In a speech after taking the oath of office, Nguema said the elections would be the stepping stone to “handing power back to the civilians,” although he did not give a timeline.
Nguema said he was seeking the participation of all of Gabon’s “core groups” to draft a new constitution, which “will be adopted by referendum.”
He also said he would be instructing “the future government… to consider ways of amnestying prisoners of conscience” and “facilitating the return of all exiles” from abroad.
Nguema, 48, who is head of the elite Republican Guard, led a coup that brought the curtain down on 55 years of dynastic rule by President Ali Bongo Ondimba and his father Omar, who died in 2009.
Bongo’s ouster came just moments after he had been proclaimed victor in presidential elections last month — a result branded a fraud by the opposition.
Nguema said he was “surprised” at foreign criticism of the coup.

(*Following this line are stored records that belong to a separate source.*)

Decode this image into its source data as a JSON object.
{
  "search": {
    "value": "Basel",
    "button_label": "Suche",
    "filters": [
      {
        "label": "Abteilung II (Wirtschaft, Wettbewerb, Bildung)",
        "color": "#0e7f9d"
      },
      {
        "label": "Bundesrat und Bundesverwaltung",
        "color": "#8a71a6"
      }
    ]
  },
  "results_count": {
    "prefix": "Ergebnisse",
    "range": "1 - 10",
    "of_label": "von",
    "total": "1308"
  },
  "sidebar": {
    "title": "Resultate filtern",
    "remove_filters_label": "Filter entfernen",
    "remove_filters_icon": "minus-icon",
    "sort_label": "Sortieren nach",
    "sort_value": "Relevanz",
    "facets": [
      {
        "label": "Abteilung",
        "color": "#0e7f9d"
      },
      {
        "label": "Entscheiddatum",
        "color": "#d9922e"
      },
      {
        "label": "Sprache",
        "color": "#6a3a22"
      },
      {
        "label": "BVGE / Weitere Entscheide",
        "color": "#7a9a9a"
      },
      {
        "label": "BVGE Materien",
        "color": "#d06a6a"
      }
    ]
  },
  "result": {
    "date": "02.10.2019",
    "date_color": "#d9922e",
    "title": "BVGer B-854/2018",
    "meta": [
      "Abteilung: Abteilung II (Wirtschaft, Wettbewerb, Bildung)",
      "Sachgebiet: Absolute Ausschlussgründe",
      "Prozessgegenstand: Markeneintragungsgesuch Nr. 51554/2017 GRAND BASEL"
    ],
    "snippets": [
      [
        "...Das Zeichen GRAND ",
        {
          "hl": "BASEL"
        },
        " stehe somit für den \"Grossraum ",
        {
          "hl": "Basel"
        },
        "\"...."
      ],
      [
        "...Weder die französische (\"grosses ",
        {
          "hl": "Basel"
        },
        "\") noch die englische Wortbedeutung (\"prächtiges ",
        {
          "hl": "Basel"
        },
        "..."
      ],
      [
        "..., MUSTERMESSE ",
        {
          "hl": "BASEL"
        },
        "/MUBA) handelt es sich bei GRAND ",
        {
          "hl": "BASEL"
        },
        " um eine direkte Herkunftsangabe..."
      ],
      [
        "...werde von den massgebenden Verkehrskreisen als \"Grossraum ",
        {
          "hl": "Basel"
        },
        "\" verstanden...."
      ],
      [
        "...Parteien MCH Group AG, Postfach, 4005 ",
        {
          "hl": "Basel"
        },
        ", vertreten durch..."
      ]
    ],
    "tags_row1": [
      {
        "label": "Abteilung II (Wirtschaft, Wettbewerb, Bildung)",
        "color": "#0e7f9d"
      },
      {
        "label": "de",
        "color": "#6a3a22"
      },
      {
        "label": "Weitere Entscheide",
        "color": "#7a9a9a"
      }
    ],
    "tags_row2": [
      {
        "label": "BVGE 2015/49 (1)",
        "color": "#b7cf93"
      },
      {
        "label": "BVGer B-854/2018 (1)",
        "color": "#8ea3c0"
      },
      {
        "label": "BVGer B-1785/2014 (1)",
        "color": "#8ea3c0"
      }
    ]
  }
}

The military had been prompted by a desire to avoid bloodshed following “an electoral process that was obviously loaded,” he said.
“We are greatly surprised to hear certain international organisations condemn the act taken by soldiers who were simply upholding their oath to the flag — to save their country at the risk of their lives,” he said.
Five other countries in Africa — Mali, Guinea, Sudan, Burkina Faso and Niger — have undergone coups in the last three years, although their circumstances are different from Gabon’s.